At the current occupancy level, revenues and EBITDA are approximately $4.2 million and $1.2 million, respectively. With an all-cash purchase price of $24.0 million, that comes to $121,800 per unit and a 5% cap rate on in-place cash flow. That, we suspect, is not quite what the buyer, Carlsbad, California-based West Living, has in mind for their return on investment. This community has four distinct wings, and while we don’t know whether one of the wings is mostly empty, that often happens with new developments. The average in-house rate for independent living is about $2,750 per month (before any discounts) compared with a street rate of $3,000 per month. That obviously indicates a certain degree of market softness. It would make financial and market sense to utilize one of the wings for the more need-driven assisted living, and that would change nearly 50 units to the higher level of care.
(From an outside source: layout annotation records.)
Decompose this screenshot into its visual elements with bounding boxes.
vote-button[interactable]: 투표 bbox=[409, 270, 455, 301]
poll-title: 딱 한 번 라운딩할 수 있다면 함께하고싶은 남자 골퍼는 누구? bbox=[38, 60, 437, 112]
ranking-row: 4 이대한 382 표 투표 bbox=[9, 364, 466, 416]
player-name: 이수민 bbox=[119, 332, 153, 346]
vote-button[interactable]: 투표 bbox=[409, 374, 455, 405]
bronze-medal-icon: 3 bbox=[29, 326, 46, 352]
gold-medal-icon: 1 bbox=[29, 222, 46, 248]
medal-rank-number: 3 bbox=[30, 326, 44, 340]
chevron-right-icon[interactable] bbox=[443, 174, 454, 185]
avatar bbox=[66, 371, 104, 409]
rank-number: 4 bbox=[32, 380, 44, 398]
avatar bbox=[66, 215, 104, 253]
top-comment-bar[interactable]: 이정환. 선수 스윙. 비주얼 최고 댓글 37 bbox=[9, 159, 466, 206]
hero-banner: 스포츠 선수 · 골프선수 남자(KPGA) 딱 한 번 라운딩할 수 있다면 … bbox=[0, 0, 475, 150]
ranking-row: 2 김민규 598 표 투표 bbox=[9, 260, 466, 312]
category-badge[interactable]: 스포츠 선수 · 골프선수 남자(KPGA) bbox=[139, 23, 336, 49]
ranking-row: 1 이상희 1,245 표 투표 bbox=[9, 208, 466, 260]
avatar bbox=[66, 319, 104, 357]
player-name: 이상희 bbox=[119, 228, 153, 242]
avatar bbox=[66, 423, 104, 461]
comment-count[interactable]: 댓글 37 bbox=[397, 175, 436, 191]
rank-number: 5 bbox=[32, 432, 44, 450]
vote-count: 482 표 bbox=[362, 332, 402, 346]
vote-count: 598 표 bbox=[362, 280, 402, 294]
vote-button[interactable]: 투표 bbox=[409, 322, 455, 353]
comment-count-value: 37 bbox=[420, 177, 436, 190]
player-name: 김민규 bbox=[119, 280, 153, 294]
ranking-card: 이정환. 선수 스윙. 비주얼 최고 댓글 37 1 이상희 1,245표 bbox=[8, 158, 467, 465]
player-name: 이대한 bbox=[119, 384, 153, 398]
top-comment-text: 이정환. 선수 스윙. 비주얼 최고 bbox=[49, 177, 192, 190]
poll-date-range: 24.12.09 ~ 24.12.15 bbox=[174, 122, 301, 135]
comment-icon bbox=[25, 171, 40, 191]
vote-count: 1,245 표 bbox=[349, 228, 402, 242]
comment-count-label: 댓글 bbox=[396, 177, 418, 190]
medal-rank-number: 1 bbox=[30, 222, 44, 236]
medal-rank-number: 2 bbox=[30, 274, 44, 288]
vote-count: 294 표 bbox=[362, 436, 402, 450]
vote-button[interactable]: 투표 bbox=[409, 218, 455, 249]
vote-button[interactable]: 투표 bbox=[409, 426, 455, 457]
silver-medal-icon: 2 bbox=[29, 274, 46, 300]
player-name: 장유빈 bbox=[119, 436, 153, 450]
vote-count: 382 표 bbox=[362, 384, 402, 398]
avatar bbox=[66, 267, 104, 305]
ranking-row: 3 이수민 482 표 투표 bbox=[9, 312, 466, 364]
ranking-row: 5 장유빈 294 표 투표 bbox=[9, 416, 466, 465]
Since some of the units are quite large—one-bedrooms go up to 840 square feet and two-bedrooms are up to 1,296 square feet—there is also the possibility of some of the units being used with double occupancy. If you assume that assisted living rates start at a 30% premium to the current average rate received, when stabilized the additional revenues would be up to $1.9 million with at least half that going to the bottom line. On top of that, as levels of care increased, additional revenues and cash flow would follow. Admittedly, we do not know the demand for assisted living services in the Scottsdale market, but the rate we used is probably on the low side and may be a way to drive demand, at least initially. Leisure Care has been the manager and will presumably stay on into 2010, but we hear that newly-formed West Living may want to start its own management company. Lisa Widmier of VantagePointe Capital Management & Advisory acted as the financial advisor to both the buyer and seller in the transaction.